O primeiro-ministro começou por levantar, em entrevista ao Expresso, o véu sobre o próximo Orçamento e as alterações no IRS: “É uma matéria sobre a qual não só estamos a estudar, como estamos a conversar com os nossos parceiros e temos de medir se e como”. Já esta segunda-feira, na TVI, foi mais longe: o objetivo será “mexer” no terceiro escalão, entre os 10 e os 20 mil euros de rendimento, e no sexto, onde se coloca quem recebe entre 36 e os 80 mil euros.

No entanto, e apesar de Costa ter assegurado que o Governo está a fazer um “trabalho muito sério” para avançar com a medida, os partidos com quem prometeu que iria negociar garantem ao Observador que essa negociação não existiu (pelo menos até agora).

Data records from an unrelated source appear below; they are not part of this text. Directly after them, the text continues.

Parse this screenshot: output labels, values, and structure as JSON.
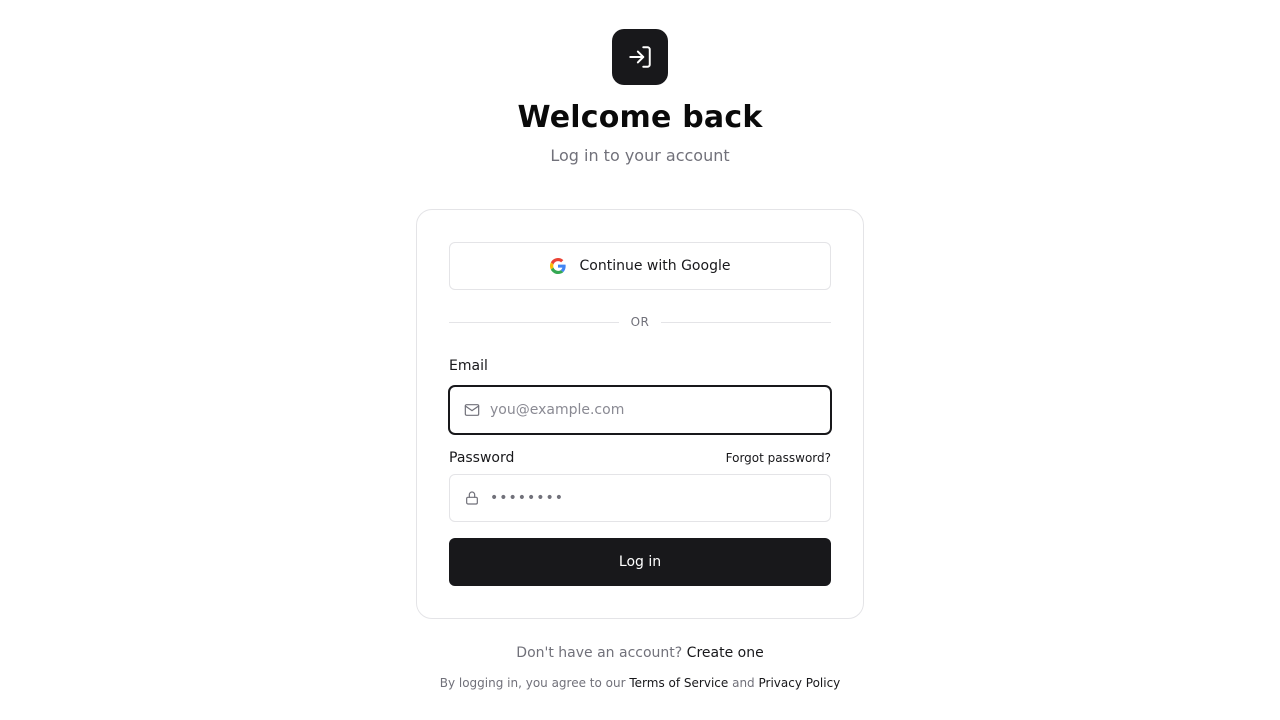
{
  "header": {
    "icon": "log-in-icon",
    "title": "Welcome back",
    "subtitle": "Log in to your account"
  },
  "card": {
    "google_button_label": "Continue with Google",
    "google_icon": "google-icon",
    "divider_text": "OR",
    "email": {
      "label": "Email",
      "icon": "mail-icon",
      "placeholder": "you@example.com",
      "value": ""
    },
    "password": {
      "label": "Password",
      "icon": "lock-icon",
      "placeholder": "••••••••",
      "value": "",
      "forgot_label": "Forgot password?"
    },
    "submit_label": "Log in"
  },
  "footer": {
    "signup_prompt": "Don't have an account?",
    "signup_link": "Create one",
    "legal_prefix": "By logging in, you agree to our",
    "terms_link": "Terms of Service",
    "legal_and": "and",
    "privacy_link": "Privacy Policy"
  },
  "colors": {
    "primary": "#18181b",
    "muted_text": "#71717a",
    "border": "#e4e4e7",
    "background": "#ffffff"
  }
}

Do lado do Bloco de Esquerda, a resposta é clara: o Governo “não” apresentou a proposta nas reuniões setoriais que já existiram nos últimos dias.

O que terá acontecido, explicou fonte do Executivo ao Observador, terá sido uma auscultação dos partidos sobre as respetivas prioridades ainda na primeira leva de reuniões orçamentais, antes das férias de verão, em julho. A partir daí começou a trabalhar para aplicar o seu “programa de Governo” — a proposta genérica em relação ao IRS já constava do programa, mas ficara em stand-by no ano passado —, com “naturalidade”.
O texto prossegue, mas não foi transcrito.